A lot could change in a short time. Hate was not always forever. Though it seemed like stone in the beginning, it crumbled quickly, unveiling something entirely different.
“I have brought shame to my family.” Lorenzo’s voice was more solid. “My sister would’ve been ashamed of me. Of what I let her death turn me into.” His eyes met mine, unwavering. “She would not like the man Cristian has turned into either, but she would understand that there was no other path for him. She would be happy he has you. You are good for this family. Though I don’t expect you to like me or forgive me, I hope with time you may understand me.” His lips curled up in a weak smile. “You have influence over him. I can see that. If you wish, he will kill me. Banish me. I wish to attend your wedding. To find a way back into this family. I will not threaten Cristian’s title. I do not want it.” His eyes darted away. “I do not and will not deserve it in this lifetime. I accept that. I am at your mercy.”

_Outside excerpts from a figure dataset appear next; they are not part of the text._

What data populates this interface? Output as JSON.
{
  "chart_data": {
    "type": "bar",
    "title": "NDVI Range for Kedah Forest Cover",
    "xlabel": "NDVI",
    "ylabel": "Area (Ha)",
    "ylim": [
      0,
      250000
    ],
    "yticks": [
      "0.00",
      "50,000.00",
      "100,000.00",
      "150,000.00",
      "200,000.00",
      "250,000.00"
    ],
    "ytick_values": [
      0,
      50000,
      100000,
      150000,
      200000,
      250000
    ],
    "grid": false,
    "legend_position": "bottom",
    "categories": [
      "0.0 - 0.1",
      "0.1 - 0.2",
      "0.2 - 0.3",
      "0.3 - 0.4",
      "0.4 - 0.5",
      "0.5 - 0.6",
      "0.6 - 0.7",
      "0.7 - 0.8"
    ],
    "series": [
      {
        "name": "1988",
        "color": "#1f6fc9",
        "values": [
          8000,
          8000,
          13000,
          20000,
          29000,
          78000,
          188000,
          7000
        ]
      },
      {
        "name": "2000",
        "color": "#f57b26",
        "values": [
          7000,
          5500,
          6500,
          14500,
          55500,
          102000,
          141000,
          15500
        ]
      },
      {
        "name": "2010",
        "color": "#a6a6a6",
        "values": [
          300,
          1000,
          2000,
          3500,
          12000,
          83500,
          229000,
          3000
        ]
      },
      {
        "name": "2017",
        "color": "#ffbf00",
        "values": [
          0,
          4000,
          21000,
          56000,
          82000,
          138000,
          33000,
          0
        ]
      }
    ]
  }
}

Silence descended over us, thick and heavy with expectation. I could’ve shot him between the eyes—I was getting rather good thanks to three-time weekly sessions at the range—and no one would question me. Resent me. He’d proven himself to be a scoundrel.
I didn’t think second chances were afforded in this life, yet I suspected Lorenzo had had many. Nor was I a particularly merciful person.
“If you do anything to threaten this family, I will kill you myself,” I promised.
He smiled again, looking rather handsome, if that could be believed. “I wouldn’t expect anything less.”
The Next Day
I was standing in my wedding dress, shaking.
The fear didn’t make any sense. I was not some innocent virgin who hadn’t been touched by her fiancé. My fiancé had touched me, fucked me every way a woman could be fucked. I had no innocence left.
Marriage was just a piece of paper. I believed that, didn’t I? There was no room for romance in my life. I’d been engaged to Pete for almost three years, and I hadn’t so much as picked up a bridal magazine. Barely had had a single thought for the wedding, and whenever I did think about it, I was filled with dread and broke out in hives.